The MIGHTE Lab at Northeastern University, in collaboration with CCDD, utilizes several novel data sources for infectious disease modeling and forecasting, including digital traces from the internet and mobile networks. Specifically, it analyzes Google search query data from the general public, clinicians’ searches (UpToDate), tweets, hospital visit records, and participatory surveillance data to track influenza hospitalizations trends in real-time. The MIGHTE lab also incorporates weather data, population mobility patterns derived from mobile phone data, and genomic sequencing information to discover disease spreading dynamics.

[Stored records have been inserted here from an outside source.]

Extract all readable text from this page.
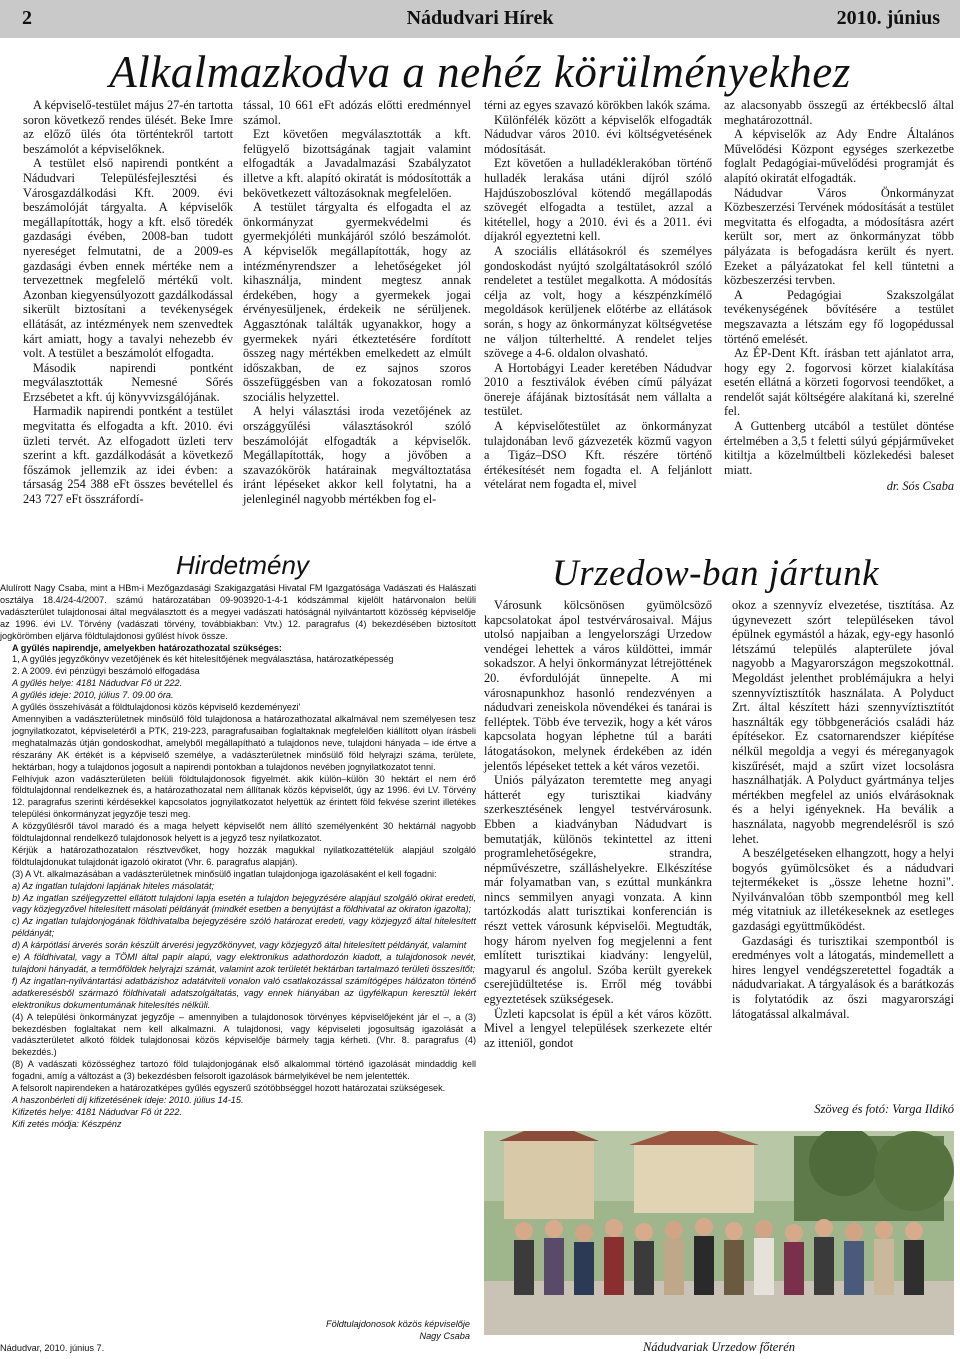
2	Nádudvari Hírek	2010. június
Alkalmazkodva a nehéz körülményekhez

A képviselő-testület május 27-én tartotta soron következő rendes ülését. Beke Imre az előző ülés óta történtekről tartott beszámolót a képviselőknek.

A testület első napirendi pontként a Nádudvari Településfejlesztési és Városgazdálkodási Kft. 2009. évi beszámolóját tárgyalta. A képviselők megállapították, hogy a kft. első töredék gazdasági évében, 2008-ban tudott nyereséget felmutatni, de a 2009-es gazdasági évben ennek mértéke nem a tervezettnek megfelelő mértékű volt. Azonban kiegyensúlyozott gazdálkodással sikerült biztosítani a tevékenységek ellátását, az intézmények nem szenvedtek kárt amiatt, hogy a tavalyi nehezebb év volt. A testület a beszámolót elfogadta.

Második napirendi pontként megválasztották Nemesné Sőrés Erzsébetet a kft. új könyvvizsgálójának.

Harmadik napirendi pontként a testület megvitatta és elfogadta a kft. 2010. évi üzleti tervét. Az elfogadott üzleti terv szerint a kft. gazdálkodását a következő főszámok jellemzik az idei évben: a társaság 254 388 eFt összes bevétellel és 243 727 eFt összráfordí-

tással, 10 661 eFt adózás előtti eredménnyel számol.

Ezt követően megválasztották a kft. felügyelő bizottságának tagjait valamint elfogadták a Javadalmazási Szabályzatot illetve a kft. alapító okiratát is módosították a bekövetkezett változásoknak megfelelően.

A testület tárgyalta és elfogadta el az önkormányzat gyermekvédelmi és gyermekjóléti munkájáról szóló beszámolót. A képviselők megállapították, hogy az intézményrendszer a lehetőségeket jól kihasználja, mindent megtesz annak érdekében, hogy a gyermekek jogai érvényesüljenek, érdekeik ne sérüljenek. Aggasztónak találták ugyanakkor, hogy a gyermekek nyári étkeztetésére fordított összeg nagy mértékben emelkedett az elmúlt időszakban, de ez sajnos szoros összefüggésben van a fokozatosan romló szociális helyzettel.

A helyi választási iroda vezetőjének az országgyűlési választásokról szóló beszámolóját elfogadták a képviselők. Megállapították, hogy a jövőben a szavazókörök határainak megváltoztatása iránt lépéseket akkor kell folytatni, ha a jelenleginél nagyobb mértékben fog el-

térni az egyes szavazó körökben lakók száma.

Különfélék között a képviselők elfogadták Nádudvar város 2010. évi költségvetésének módosítását.

Ezt követően a hulladéklerakóban történő hulladék lerakása utáni díjról szóló Hajdúszoboszlóval kötendő megállapodás szövegét elfogadta a testület, azzal a kitétellel, hogy a 2010. évi és a 2011. évi díjakról egyeztetni kell.

A szociális ellátásokról és személyes gondoskodást nyújtó szolgáltatásokról szóló rendeletet a testület megalkotta. A módosítás célja az volt, hogy a készpénzkímélő megoldások kerüljenek előtérbe az ellátások során, s hogy az önkormányzat költségvetése ne váljon túlterheltté. A rendelet teljes szövege a 4-6. oldalon olvasható.

A Hortobágyi Leader keretében Nádudvar 2010 a fesztiválok évében című pályázat önereje áfájának biztosítását nem vállalta a testület.

A képviselőtestület az önkormányzat tulajdonában levő gázvezeték közmű vagyon a Tigáz–DSO Kft. részére történő értékesítését nem fogadta el. A feljánlott vételárat nem fogadta el, mivel

az alacsonyabb összegű az értékbecslő által meghatározottnál.

A képviselők az Ady Endre Általános Művelődési Központ egységes szerkezetbe foglalt Pedagógiai-művelődési programját és alapító okiratát elfogadták.

Nádudvar Város Önkormányzat Közbeszerzési Tervének módosítását a testület megvitatta és elfogadta, a módosításra azért került sor, mert az önkormányzat több pályázata is befogadásra került és nyert. Ezeket a pályázatokat fel kell tüntetni a közbeszerzési tervben.

A Pedagógiai Szakszolgálat tevékenységének bővítésére a testület megszavazta a létszám egy fő logopédussal történő emelését.

Az ÉP-Dent Kft. írásban tett ajánlatot arra, hogy egy 2. fogorvosi körzet kialakítása esetén ellátná a körzeti fogorvosi teendőket, a rendelőt saját költségére alakítaná ki, szerelné fel.

A Guttenberg utcából a testület döntése értelmében a 3,5 t feletti súlyú gépjárműveket kitiltja a közelmúltbeli közlekedési baleset miatt.

dr. Sós Csaba
Hirdetmény

Alulírott Nagy Csaba, mint a HBm-i Mezőgazdasági Szakigazgatási Hivatal FM Igazgatósága Vadászati és Halászati osztálya 18.4/24-4/2007. számú határozatában 09-903920-1-4-1 kódszámmal kijelölt határvonalon belüli vadászterület tulajdonosai által megválasztott és a megyei vadászati hatóságnál nyilvántartott közösség képviselője az 1996. évi LV. Törvény (vadászati törvény, továbbiakban: Vtv.) 12. paragrafus (4) bekezdésében biztosított jogkörömben eljárva földtulajdonosi gyűlést hívok össze.

A gyűlés napirendje, amelyekben határozathozatal szükséges:

1, A gyűlés jegyzőkönyv vezetőjének és két hitelesítőjének megválasztása, határozatképesség

2. A 2009. évi pénzügyi beszámoló elfogadása

A gyűlés helye: 4181 Nádudvar Fő út 222.

A gyűlés ideje: 2010, július 7. 09.00 óra.

A gyűlés összehívását a földtulajdonosi közös képviselő kezdeményezi'

Amennyiben a vadászterületnek minősülő föld tulajdonosa a határozathozatal alkalmával nem személyesen tesz jognyilatkozatot, képviseletéről a PTK, 219-223, paragrafusaiban foglaltaknak megfelelően kiállított olyan írásbeli meghatalmazás útján gondoskodhat, amelyből megállapítható a tulajdonos neve, tulajdoni hányada – ide értve a részarány AK értékét is a képviselő személye, a vadászterületnek minősülő föld helyrajzi száma, területe, hektárban, hogy a tulajdonos jogosult a napirendi pontokban a tulajdonos nevében jognyilatkozatot tenni.

Felhívjuk azon vadászterületen belüli földtulajdonosok figyelmét. akik külön–külön 30 hektárt el nem érő földtulajdonnal rendelkeznek és, a határozathozatal nem állítanak közös képviselőt, úgy az 1996. évi LV. Törvény 12. paragrafus szerinti kérdésekkel kapcsolatos jognyilatkozatot helyettük az érintett föld fekvése szerint illetékes települési önkormányzat jegyzője teszi meg.

A közgyűlésről távol maradó és a maga helyett képviselőt nem állító személyenként 30 hektárnál nagyobb földtulajdonnal rendelkező tulajdonosok helyett is a jegyző tesz nyilatkozatot.

Kérjük a határozathozatalon résztvevőket, hogy hozzák magukkal nyilatkozattételük alapjául szolgáló földtulajdonukat tulajdonát igazoló okiratot (Vhr. 6. paragrafus alapján).

(3) A Vt. alkalmazásában a vadászterületnek minősülő ingatlan tulajdonjoga igazolásaként el kell fogadni:

a) Az ingatlan tulajdoni lapjának hiteles másolatát;

b) Az ingatlan széljegyzettel ellátott tulajdoni lapja esetén a tulajdon bejegyzésére alapjául szolgáló okirat eredeti, vagy közjegyzővel hitelesített másolati példányát (mindkét esetben a benyújtást a földhivatal az okiraton igazolta);

c) Az ingatlan tulajdonjogának földhivatalba bejegyzésére szóló határozat eredeti, vagy közjegyző által hitelesített példányát;

d) A kárpótlási árverés során készült árverési jegyzőkönyvet, vagy közjegyző által hitelesített példányát, valamint

e) A földhivatal, vagy a TÖMI által papír alapú, vagy elektronikus adathordozón kiadott, a tulajdonosok nevét, tulajdoni hányadát, a termőföldek helyrajzi számát, valamint azok területét hektárban tartalmazó területi összesítőt;

f) Az ingatlan-nyilvántartási adatbázishoz adatátviteli vonalon való csatlakozással számítógépes hálózaton történő adatkeresésből származó földhivatali adatszolgáltatás, vagy ennek hiányában az ügyfélkapun keresztül lekért elektronikus dokumentumának hitelesítés nélküli.

(4) A települési önkormányzat jegyzője – amennyiben a tulajdonosok törvényes képviselőjeként jár el –, a (3) bekezdésben foglaltakat nem kell alkalmazni. A tulajdonosi, vagy képviseleti jogosultság igazolását a vadászterületet alkotó földek tulajdonosai közös képviselője bármely tagja kérheti. (Vhr. 8. paragrafus (4) bekezdés.)

(8) A vadászati közösséghez tartozó föld tulajdonjogának első alkalommal történő igazolását mindaddig kell fogadni, amíg a változást a (3) bekezdésben felsorolt igazolások bármelyikével be nem jelentették.

A felsorolt napirendeken a határozatképes gyűlés egyszerű szótöbbséggel hozott határozatai szükségesek.

A haszonbérleti díj kifizetésének ideje: 2010. július 14-15.

Kifizetés helye: 4181 Nádudvar Fő út 222.

Kifi zetés módja: Készpénz

Földtulajdonosok közös képviselője
Nagy Csaba
Nádudvar, 2010. június 7.
Urzedow-ban jártunk

Városunk kölcsönösen gyümölcsöző kapcsolatokat ápol testvérvárosaival. Május utolsó napjaiban a lengyelországi Urzedow vendégei lehettek a város küldöttei, immár sokadszor. A helyi önkormányzat létrejöttének 20. évfordulóját ünnepelte. A mi városnapunkhoz hasonló rendezvényen a nádudvari zeneiskola növendékei és tanárai is felléptek. Több éve tervezik, hogy a két város kapcsolata hogyan léphetne túl a baráti látogatásokon, melynek érdekében az idén jelentős lépéseket tettek a két város vezetői.

Uniós pályázaton teremtette meg anyagi hátterét egy turisztikai kiadvány szerkesztésének lengyel testvérvárosunk. Ebben a kiadványban Nádudvart is bemutatják, különös tekintettel az itteni programlehetőségekre, strandra, népművészetre, szálláshelyekre. Elkészítése már folyamatban van, s ezúttal munkánkra nincs semmilyen anyagi vonzata. A kinn tartózkodás alatt turisztikai konferencián is részt vettek városunk képviselői. Megtudták, hogy három nyelven fog megjelenni a fent említett turisztikai kiadvány: lengyelül, magyarul és angolul. Szóba került gyerekek cserejüdültetése is. Erről még további egyeztetések szükségesek.

Üzleti kapcsolat is épül a két város között. Mivel a lengyel települések szerkezete eltér az itteniől, gondot

okoz a szennyvíz elvezetése, tisztítása. Az úgynevezett szórt településeken távol épülnek egymástól a házak, egy-egy hasonló létszámú település alapterülete jóval nagyobb a Magyarországon megszokottnál. Megoldást jelenthet problémájukra a helyi szennyvíztisztítók használata. A Polyduct Zrt. által készített házi szennyvíztisztítót használták egy többgenerációs családi ház építésekor. Ez csatornarendszer kiépítése nélkül megoldja a vegyi és méreganyagok kiszűrését, majd a szűrt vizet locsolásra használhatják. A Polyduct gyártmánya teljes mértékben megfelel az uniós elvárásoknak és a helyi igényeknek. Ha beválik a használata, nagyobb megrendelésről is szó lehet.

A beszélgetéseken elhangzott, hogy a helyi bogyós gyümölcsöket és a nádudvari tejtermékeket is „össze lehetne hozni". Nyilvánvalóan több szempontból meg kell még vitatniuk az illetékeseknek az esetleges gazdasági együttműködést.

Gazdasági és turisztikai szempontból is eredményes volt a látogatás, mindemellett a hires lengyel vendégszeretettel fogadták a nádudvariakat. A tárgyalások és a barátkozás is folytatódik az őszi magyarországi látogatással alkalmával.

Szöveg és fotó: Varga Ildikó
Nádudvariak Urzedow főterén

By combining these alternative data streams with traditional epidemiological reports, the models aim to generate timely estimates of sharp changes in disease activity for diseases that include influenza, dengue, malaria, Zika, and COVID-19, and other emerging infectious diseases. These efforts contribute to the field of digital epidemiology, an emerging research field that aims at harnessing novel internet-based data sources which were not originally conceived to track epidemiological events, to enhance infectious disease monitoring and prediction.
Promoting ethics and equity
CCDD’s research promotes ethics and equity in public health, particularly around vaccine trial design and vaccine delivery.
During the Ebola outbreak of 2014 and the COVID-19 pandemic, numerous ethical questions arose about the conduct of clinical trials of vaccines. Many of the ethical issues raised depend in part on quantitative considerations: how soon, and how confidently, will various study designs answer the urgent questions that can improve public health for all. In Ebola we described the ethical case for individually randomized trials in terms of the benefits these can provide for public health while respecting ethical duties to participants. In COVID-19, we made an early case in favor of permitting human challenge studies in the effort to develop vaccines more rapidly and with greater confidence and weighed in on issues such as how to treat placebo participants in randomized trials after trial end.
Our Center has focused quantitative efforts on understanding how COVID-19 infection and mortality rates were distributed across demographic groups in the early outbreak and projecting how that might change over time. We have also focused on projecting how different vaccine allocation plans would affect rates of infection and mortality in different demographic groups, and the implications for equity, and on defining measures to operationalize health equity efforts to ensure beneficial results, not only fair distribution of countermeasures (e.g. vaccines).